The good news is that we’ve learned from every slow step (and over-step) taken along the journey to our digitally superior, shared-pain state. Today’s solutions aren’t based on installed software and on-premise infrastructures that age — they are designed to move with the times, fully expectant that the processes we put in place today will be innovated tomorrow.
Most early system integrations required complex interfaces and plenty of manual steps to facilitate workflows that helped at the time, but hinder teams now. Today, agility and mobility are the rules of the game, because we’ve accepted that predictions are just that and where we will actually be in five or twenty years is anybody’s guess. Unfortunately, waiting to see what happens is not an option for companies looking to remain competitive, as the burden of legacy systems continues to strain teams and stunt momentum.
Turning Off vs. Tapping Into Talent
Beyond the technology itself, companies must consider the individuals using these systems every day. The needs and expectations of the globalized workforce have evolved and are dictating dramatic changes in how and why people work. Expecting younger, digitally native workers to accept and adapt to a complicated, cumbersome mix of technologies is a sure step back from top talent.
Particularly in payroll, as more companies go global, they’re discovering that finding employees with the right mix of abilities is increasingly difficult. High-value skills like fluency in multiple languages and practical expertise in foriegn countries open up opportunities for workers, and global payroll has to compete for them.
As Melanie Pizzey, CEO of the Global Payroll Association, pointed out on the Payday podcast, that could mean payroll teams recruit for those high-value skills and then teach employees payroll processing, rather than the other way around. But pulling that off is going to require payroll platforms that work at the highest level, as high-value employees aren’t looking to join an outdated business environment
Bringing the Team Together
Bridging the gaps between legacy systems and cloud applications is a short-term fix, not a long-term strategy. The future of core functions like payroll and human resources depends on the creation of business solutions that can support teams today and adapt to emerging needs tomorrow. Luckily, we’re at the point where that is possible, by leveraging current capabilities to build advanced payroll solutions that are designed to evolve.
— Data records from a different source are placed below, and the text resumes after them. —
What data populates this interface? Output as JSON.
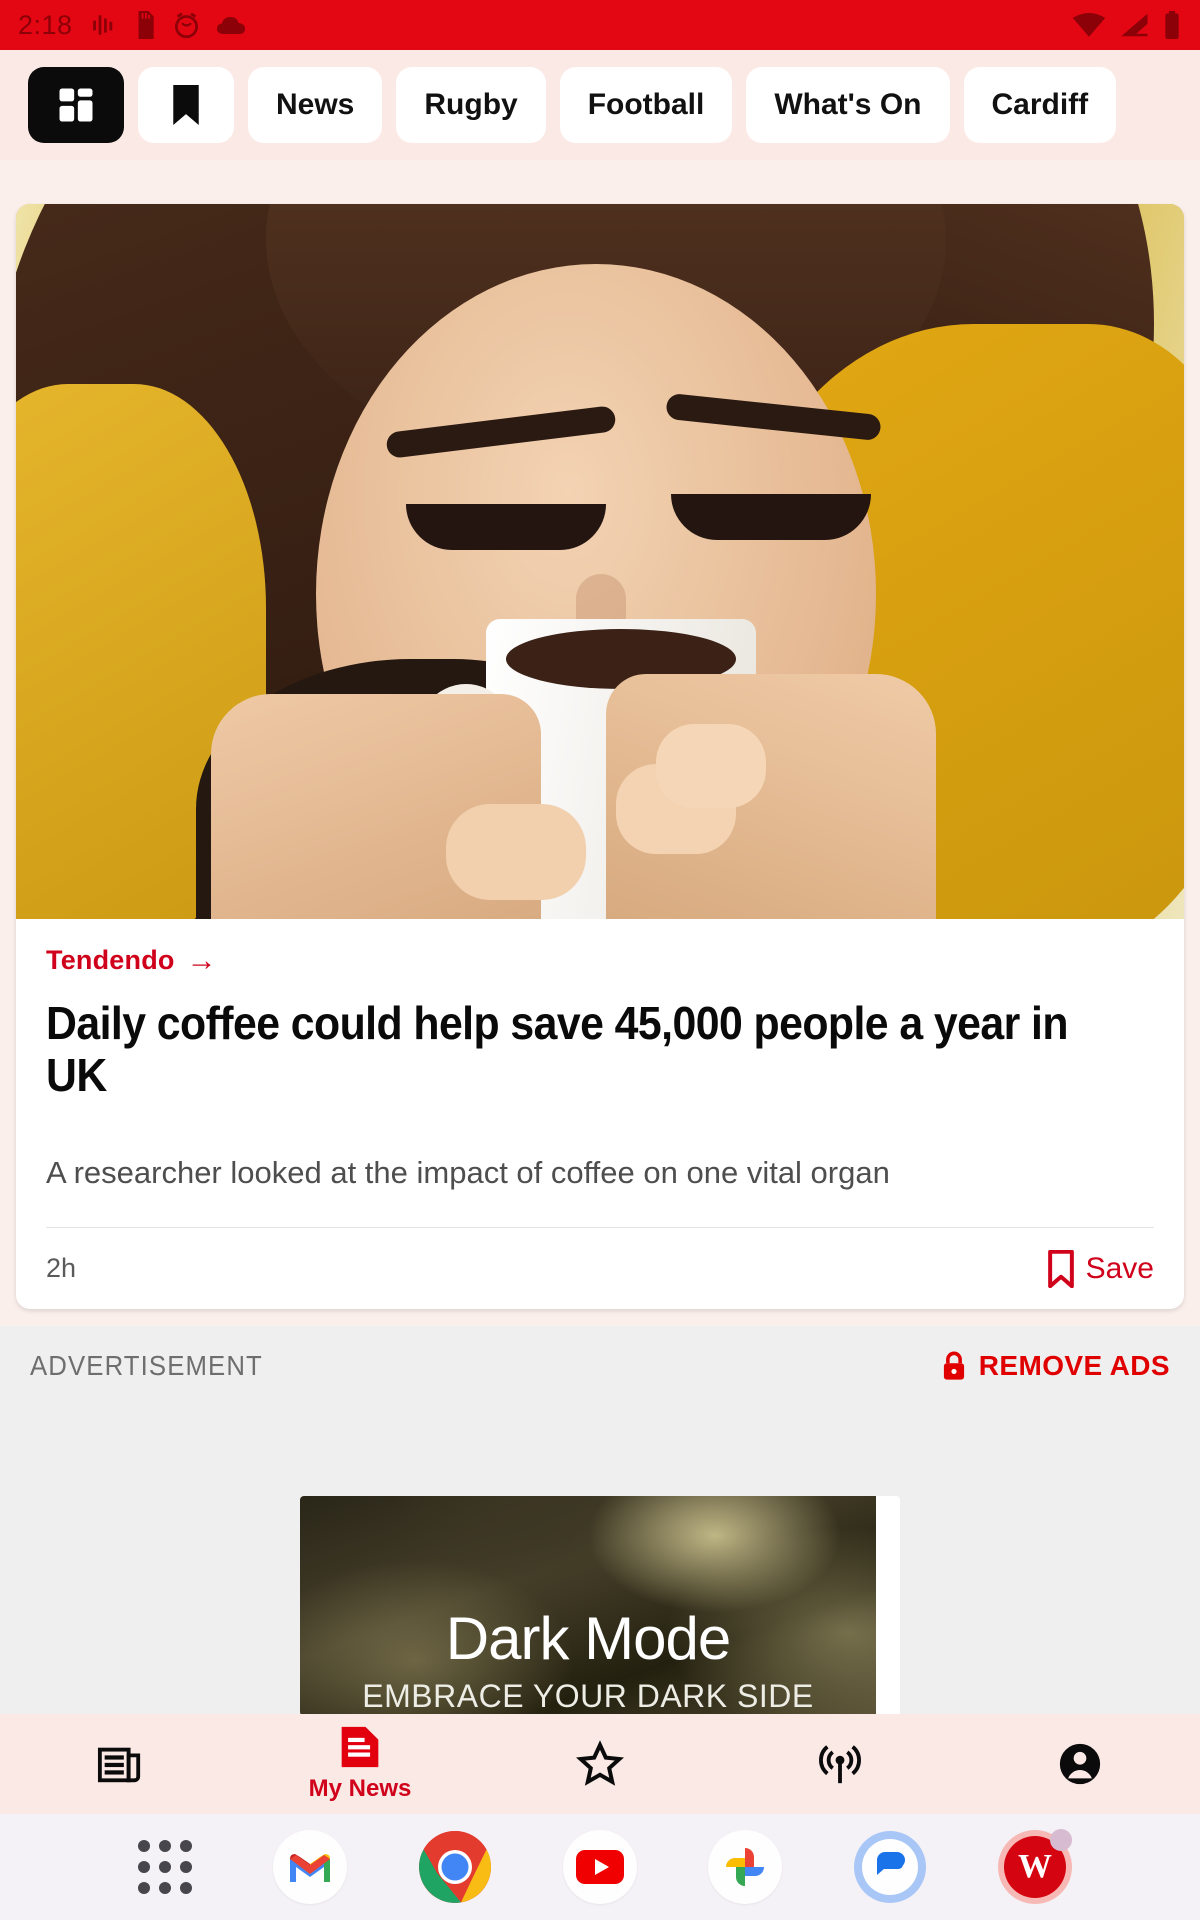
{
  "status_bar": {
    "time": "2:18",
    "left_icons": [
      "signal-bars-icon",
      "sd-card-icon",
      "alarm-icon",
      "cloud-icon"
    ],
    "right_icons": [
      "wifi-icon",
      "cellular-signal-icon",
      "battery-icon"
    ],
    "background_color": "#E30613",
    "icon_color": "#8C0008"
  },
  "tab_bar": {
    "background_color": "#FBE9E6",
    "tabs": [
      {
        "id": "dashboard",
        "label": "",
        "icon": "dashboard-grid-icon",
        "active": true
      },
      {
        "id": "bookmarks",
        "label": "",
        "icon": "bookmark-icon",
        "active": false
      },
      {
        "id": "news",
        "label": "News",
        "icon": "",
        "active": false
      },
      {
        "id": "rugby",
        "label": "Rugby",
        "icon": "",
        "active": false
      },
      {
        "id": "football",
        "label": "Football",
        "icon": "",
        "active": false
      },
      {
        "id": "whats-on",
        "label": "What's On",
        "icon": "",
        "active": false
      },
      {
        "id": "cardiff",
        "label": "Cardiff",
        "icon": "",
        "active": false
      }
    ]
  },
  "article_card": {
    "image_alt": "woman in yellow jumper drinking coffee from a white mug",
    "kicker": "Tendendo",
    "kicker_arrow": "→",
    "headline": "Daily coffee could help save 45,000 people a year in UK",
    "standfirst": "A researcher looked at the impact of coffee on one vital organ",
    "timestamp": "2h",
    "save_label": "Save",
    "save_icon": "bookmark-outline-icon",
    "accent_color": "#D0021B"
  },
  "advertisement": {
    "label": "ADVERTISEMENT",
    "remove_ads_label": "REMOVE ADS",
    "remove_ads_icon": "lock-icon",
    "creative": {
      "title": "Dark Mode",
      "subtitle": "EMBRACE YOUR DARK SIDE"
    }
  },
  "bottom_nav": {
    "background_color": "#FBE9E6",
    "items": [
      {
        "id": "news-feed",
        "icon": "newspaper-icon",
        "label": "",
        "active": false
      },
      {
        "id": "my-news",
        "icon": "document-icon",
        "label": "My News",
        "active": true
      },
      {
        "id": "favourites",
        "icon": "star-outline-icon",
        "label": "",
        "active": false
      },
      {
        "id": "radio",
        "icon": "broadcast-icon",
        "label": "",
        "active": false
      },
      {
        "id": "account",
        "icon": "account-circle-icon",
        "label": "",
        "active": false
      }
    ]
  },
  "dock": {
    "background_color": "#F4F1F7",
    "apps": [
      {
        "id": "all-apps",
        "icon": "apps-grid-icon",
        "label": ""
      },
      {
        "id": "gmail",
        "icon": "gmail-icon",
        "label": ""
      },
      {
        "id": "chrome",
        "icon": "chrome-icon",
        "label": ""
      },
      {
        "id": "youtube",
        "icon": "youtube-icon",
        "label": ""
      },
      {
        "id": "photos",
        "icon": "google-photos-icon",
        "label": ""
      },
      {
        "id": "messages",
        "icon": "messages-icon",
        "label": ""
      },
      {
        "id": "walesonline",
        "icon": "walesonline-icon",
        "label": "W"
      }
    ]
  }
}
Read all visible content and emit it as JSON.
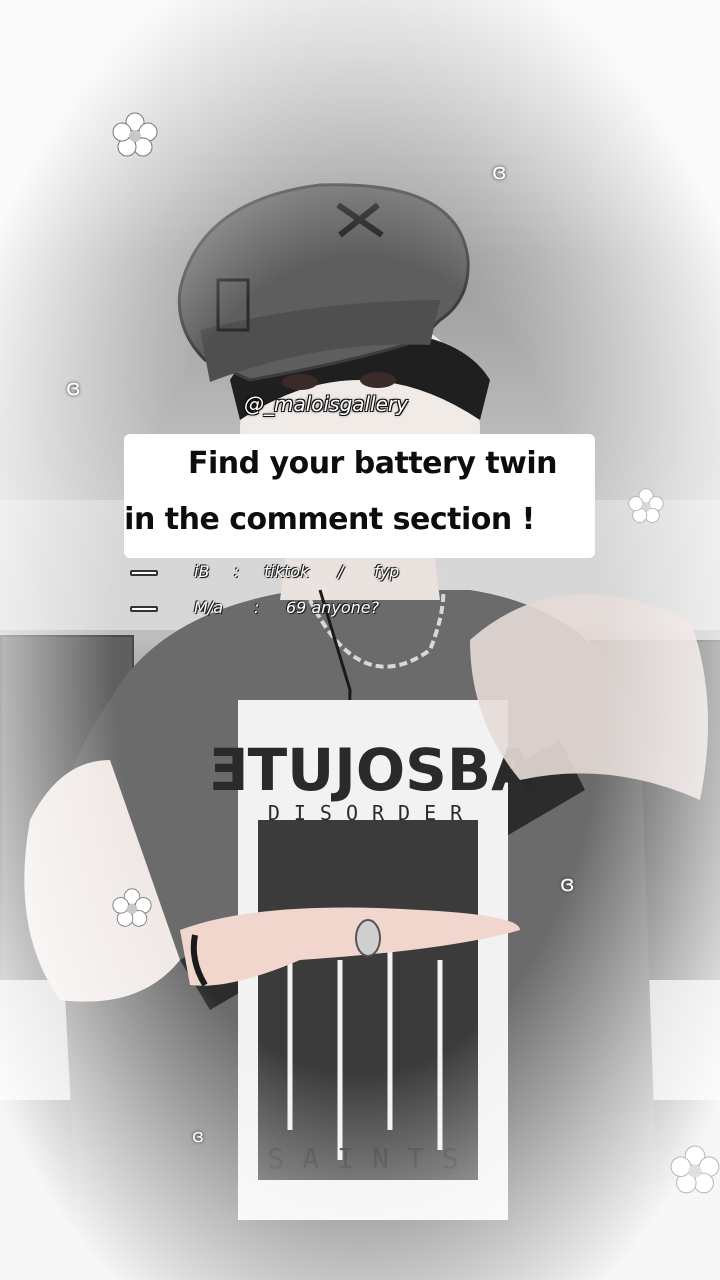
{
  "overlay": {
    "handle": "@_maloisgallery",
    "title_line1": "Find your battery twin",
    "title_line2": "in the comment section !",
    "info_rows": [
      {
        "key": "iB",
        "colon": ":",
        "value1": "tiktok",
        "sep": "/",
        "value2": "fyp"
      },
      {
        "key": "M/a",
        "colon": ":",
        "value1": "69 anyone?",
        "sep": "",
        "value2": ""
      }
    ]
  },
  "photo": {
    "shirt_text_top": "ƎTUJOSBA",
    "shirt_text_sub": "DISORDER",
    "shirt_text_bottom": "SAINTS"
  },
  "decor": {
    "bow_glyph": "ɞ"
  }
}
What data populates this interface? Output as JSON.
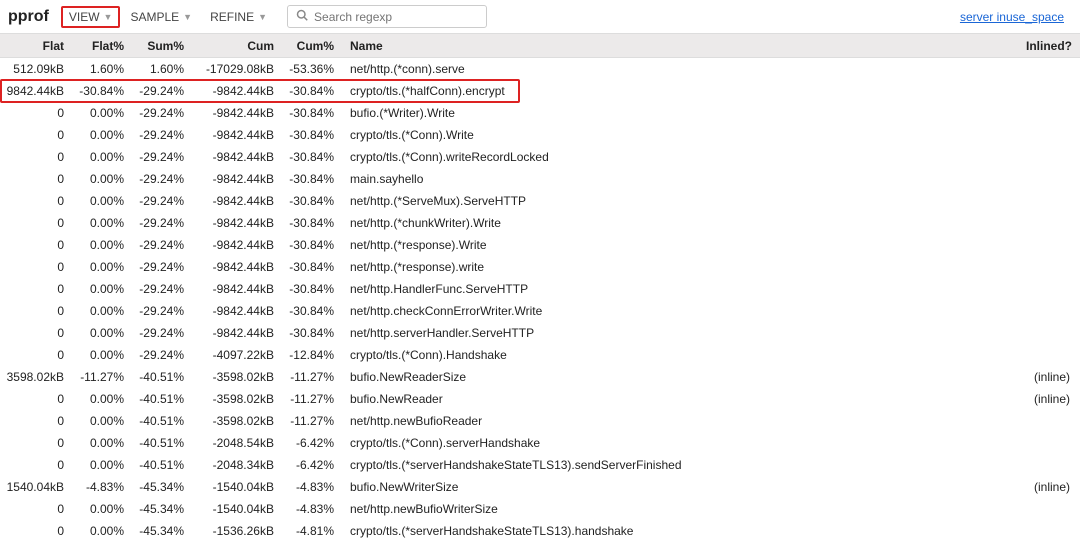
{
  "topbar": {
    "logo": "pprof",
    "menu": {
      "view": "VIEW",
      "sample": "SAMPLE",
      "refine": "REFINE"
    },
    "search_placeholder": "Search regexp",
    "profile_link": "server inuse_space"
  },
  "columns": {
    "flat": "Flat",
    "flatp": "Flat%",
    "sump": "Sum%",
    "cum": "Cum",
    "cump": "Cum%",
    "name": "Name",
    "inlined": "Inlined?"
  },
  "rows": [
    {
      "flat": "512.09kB",
      "flatp": "1.60%",
      "sump": "1.60%",
      "cum": "-17029.08kB",
      "cump": "-53.36%",
      "name": "net/http.(*conn).serve",
      "inlined": "",
      "hl": false
    },
    {
      "flat": "9842.44kB",
      "flatp": "-30.84%",
      "sump": "-29.24%",
      "cum": "-9842.44kB",
      "cump": "-30.84%",
      "name": "crypto/tls.(*halfConn).encrypt",
      "inlined": "",
      "hl": true
    },
    {
      "flat": "0",
      "flatp": "0.00%",
      "sump": "-29.24%",
      "cum": "-9842.44kB",
      "cump": "-30.84%",
      "name": "bufio.(*Writer).Write",
      "inlined": "",
      "hl": false
    },
    {
      "flat": "0",
      "flatp": "0.00%",
      "sump": "-29.24%",
      "cum": "-9842.44kB",
      "cump": "-30.84%",
      "name": "crypto/tls.(*Conn).Write",
      "inlined": "",
      "hl": false
    },
    {
      "flat": "0",
      "flatp": "0.00%",
      "sump": "-29.24%",
      "cum": "-9842.44kB",
      "cump": "-30.84%",
      "name": "crypto/tls.(*Conn).writeRecordLocked",
      "inlined": "",
      "hl": false
    },
    {
      "flat": "0",
      "flatp": "0.00%",
      "sump": "-29.24%",
      "cum": "-9842.44kB",
      "cump": "-30.84%",
      "name": "main.sayhello",
      "inlined": "",
      "hl": false
    },
    {
      "flat": "0",
      "flatp": "0.00%",
      "sump": "-29.24%",
      "cum": "-9842.44kB",
      "cump": "-30.84%",
      "name": "net/http.(*ServeMux).ServeHTTP",
      "inlined": "",
      "hl": false
    },
    {
      "flat": "0",
      "flatp": "0.00%",
      "sump": "-29.24%",
      "cum": "-9842.44kB",
      "cump": "-30.84%",
      "name": "net/http.(*chunkWriter).Write",
      "inlined": "",
      "hl": false
    },
    {
      "flat": "0",
      "flatp": "0.00%",
      "sump": "-29.24%",
      "cum": "-9842.44kB",
      "cump": "-30.84%",
      "name": "net/http.(*response).Write",
      "inlined": "",
      "hl": false
    },
    {
      "flat": "0",
      "flatp": "0.00%",
      "sump": "-29.24%",
      "cum": "-9842.44kB",
      "cump": "-30.84%",
      "name": "net/http.(*response).write",
      "inlined": "",
      "hl": false
    },
    {
      "flat": "0",
      "flatp": "0.00%",
      "sump": "-29.24%",
      "cum": "-9842.44kB",
      "cump": "-30.84%",
      "name": "net/http.HandlerFunc.ServeHTTP",
      "inlined": "",
      "hl": false
    },
    {
      "flat": "0",
      "flatp": "0.00%",
      "sump": "-29.24%",
      "cum": "-9842.44kB",
      "cump": "-30.84%",
      "name": "net/http.checkConnErrorWriter.Write",
      "inlined": "",
      "hl": false
    },
    {
      "flat": "0",
      "flatp": "0.00%",
      "sump": "-29.24%",
      "cum": "-9842.44kB",
      "cump": "-30.84%",
      "name": "net/http.serverHandler.ServeHTTP",
      "inlined": "",
      "hl": false
    },
    {
      "flat": "0",
      "flatp": "0.00%",
      "sump": "-29.24%",
      "cum": "-4097.22kB",
      "cump": "-12.84%",
      "name": "crypto/tls.(*Conn).Handshake",
      "inlined": "",
      "hl": false
    },
    {
      "flat": "3598.02kB",
      "flatp": "-11.27%",
      "sump": "-40.51%",
      "cum": "-3598.02kB",
      "cump": "-11.27%",
      "name": "bufio.NewReaderSize",
      "inlined": "(inline)",
      "hl": false
    },
    {
      "flat": "0",
      "flatp": "0.00%",
      "sump": "-40.51%",
      "cum": "-3598.02kB",
      "cump": "-11.27%",
      "name": "bufio.NewReader",
      "inlined": "(inline)",
      "hl": false
    },
    {
      "flat": "0",
      "flatp": "0.00%",
      "sump": "-40.51%",
      "cum": "-3598.02kB",
      "cump": "-11.27%",
      "name": "net/http.newBufioReader",
      "inlined": "",
      "hl": false
    },
    {
      "flat": "0",
      "flatp": "0.00%",
      "sump": "-40.51%",
      "cum": "-2048.54kB",
      "cump": "-6.42%",
      "name": "crypto/tls.(*Conn).serverHandshake",
      "inlined": "",
      "hl": false
    },
    {
      "flat": "0",
      "flatp": "0.00%",
      "sump": "-40.51%",
      "cum": "-2048.34kB",
      "cump": "-6.42%",
      "name": "crypto/tls.(*serverHandshakeStateTLS13).sendServerFinished",
      "inlined": "",
      "hl": false
    },
    {
      "flat": "1540.04kB",
      "flatp": "-4.83%",
      "sump": "-45.34%",
      "cum": "-1540.04kB",
      "cump": "-4.83%",
      "name": "bufio.NewWriterSize",
      "inlined": "(inline)",
      "hl": false
    },
    {
      "flat": "0",
      "flatp": "0.00%",
      "sump": "-45.34%",
      "cum": "-1540.04kB",
      "cump": "-4.83%",
      "name": "net/http.newBufioWriterSize",
      "inlined": "",
      "hl": false
    },
    {
      "flat": "0",
      "flatp": "0.00%",
      "sump": "-45.34%",
      "cum": "-1536.26kB",
      "cump": "-4.81%",
      "name": "crypto/tls.(*serverHandshakeStateTLS13).handshake",
      "inlined": "",
      "hl": false
    }
  ]
}
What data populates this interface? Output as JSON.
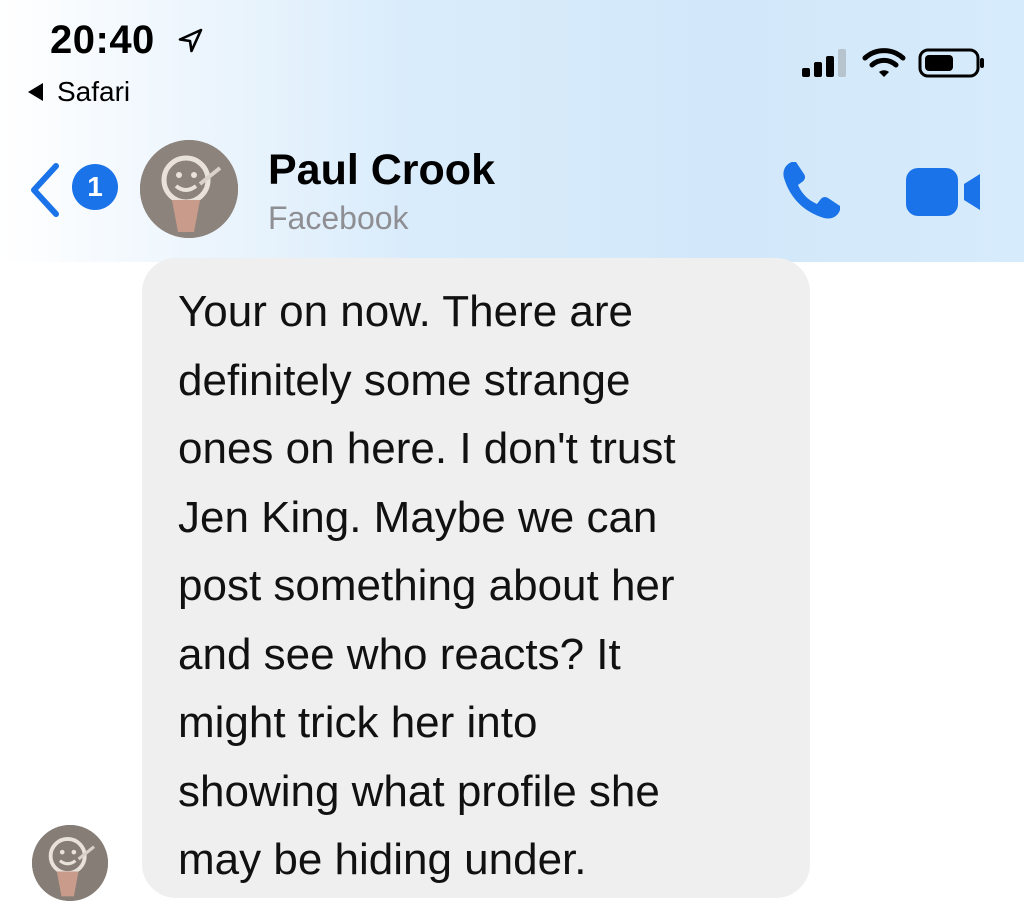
{
  "status_bar": {
    "time": "20:40",
    "back_app_label": "Safari",
    "icons": [
      "location-arrow-icon",
      "cellular-signal-icon",
      "wifi-icon",
      "battery-icon"
    ]
  },
  "header": {
    "back_icon": "chevron-left-icon",
    "unread_count": "1",
    "contact_name": "Paul Crook",
    "contact_source": "Facebook",
    "actions": [
      "phone-icon",
      "video-camera-icon"
    ]
  },
  "colors": {
    "accent": "#1a73e8",
    "bubble_bg": "#efeff0",
    "header_bg": "#d2e8fa"
  },
  "messages": [
    {
      "sender": "Paul Crook",
      "lines": [
        "Your on now. There are",
        "definitely some strange",
        "ones on here. I don't trust",
        "Jen King. Maybe we can",
        "post something about her",
        "and see who reacts? It",
        "might trick her into",
        "showing what profile she",
        "may be hiding under."
      ]
    }
  ]
}
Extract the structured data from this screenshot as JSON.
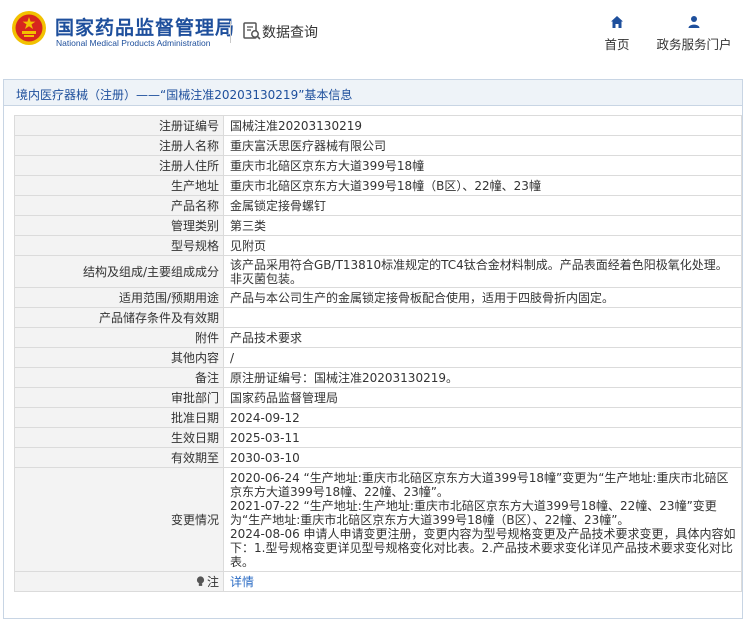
{
  "header": {
    "org_name_cn": "国家药品监督管理局",
    "org_name_en": "National Medical Products Administration",
    "query_label": "数据查询",
    "nav": {
      "home": "首页",
      "gov_portal": "政务服务门户"
    }
  },
  "panel": {
    "title": "境内医疗器械（注册）——“国械注准20203130219”基本信息"
  },
  "rows": [
    {
      "label": "注册证编号",
      "value": "国械注准20203130219"
    },
    {
      "label": "注册人名称",
      "value": "重庆富沃思医疗器械有限公司"
    },
    {
      "label": "注册人住所",
      "value": "重庆市北碚区京东方大道399号18幢"
    },
    {
      "label": "生产地址",
      "value": "重庆市北碚区京东方大道399号18幢（B区）、22幢、23幢"
    },
    {
      "label": "产品名称",
      "value": "金属锁定接骨螺钉"
    },
    {
      "label": "管理类别",
      "value": "第三类"
    },
    {
      "label": "型号规格",
      "value": "见附页"
    },
    {
      "label": "结构及组成/主要组成成分",
      "value": "该产品采用符合GB/T13810标准规定的TC4钛合金材料制成。产品表面经着色阳极氧化处理。非灭菌包装。"
    },
    {
      "label": "适用范围/预期用途",
      "value": "产品与本公司生产的金属锁定接骨板配合使用，适用于四肢骨折内固定。"
    },
    {
      "label": "产品储存条件及有效期",
      "value": ""
    },
    {
      "label": "附件",
      "value": "产品技术要求"
    },
    {
      "label": "其他内容",
      "value": "/"
    },
    {
      "label": "备注",
      "value": "原注册证编号：国械注准20203130219。"
    },
    {
      "label": "审批部门",
      "value": "国家药品监督管理局"
    },
    {
      "label": "批准日期",
      "value": "2024-09-12"
    },
    {
      "label": "生效日期",
      "value": "2025-03-11"
    },
    {
      "label": "有效期至",
      "value": "2030-03-10"
    },
    {
      "label": "变更情况",
      "value": "2020-06-24 “生产地址:重庆市北碚区京东方大道399号18幢”变更为“生产地址:重庆市北碚区京东方大道399号18幢、22幢、23幢”。\n2021-07-22 “生产地址:生产地址:重庆市北碚区京东方大道399号18幢、22幢、23幢”变更为“生产地址:重庆市北碚区京东方大道399号18幢（B区）、22幢、23幢”。\n2024-08-06 申请人申请变更注册，变更内容为型号规格变更及产品技术要求变更，具体内容如下：1.型号规格变更详见型号规格变化对比表。2.产品技术要求变化详见产品技术要求变化对比表。"
    },
    {
      "label": "注",
      "value": "详情"
    }
  ],
  "icons": {
    "emblem": "national-emblem-icon",
    "query": "data-query-icon",
    "home": "home-icon",
    "gov": "user-icon",
    "note": "lightbulb-icon"
  },
  "colors": {
    "brand_blue": "#1e4f9c",
    "emblem_red": "#d7261e",
    "emblem_gold": "#f2c100",
    "link_blue": "#2b6cc4",
    "label_bg": "#f3f3f3",
    "title_bar_bg": "#eef3f8"
  }
}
- Automation technology and robotics enable payroll teams to minimize the manual steps and interventions required to collect, manage, and process payroll data. Depending on how its used, robotic process automation (RPA) can make a dramatic difference to the time and energy required to process payroll. For example, robotic data validation can shave days off the payroll cycle by verifying data and identifying errors in seconds. Freeing up that kind of time for a payroll team, which can then be used for higher-value tasks, boosts efficiency exponentially and paves the way for future improvements.
- Standardization of both data and processes provides greater visibility and control over the critically important, unique, and vulnerable source of company-specific information that is payroll. While traditional aggregator providers process global data across multiple payroll systems — each with its own formats and requirements — the more advanced, future-ready solutions take a unified approach. These systems maintain standardized, single-source data records that can be updated and managed independently, greatly enhancing control and data protection capabilities.
- Integration has come a long way from the original complex interfaces many companies still struggle to maintain. The advanced APIs available today enable deeper, more seamless and automated integrations that facilitate data sharing in real-time. In fact, the leading integration technology uses a record-based approach to data that liberates payroll-HR interactions from the need to request, edit, or submit entire data files to accommodate a single change. The result is more efficient interaction and collaboration among once siloed functions.
Rather than waiting for technology and workers to stop changing, companies must level-up their capacity to change alongside them. That doesn’t mean business owners should ignore their fear of further change. Rather, that hesitation and the experience behind it are key to guiding decision-makers toward smart innovations that support their goals. The important move to make now is one that prepares organizations, including current and future employees, for the unknown to come.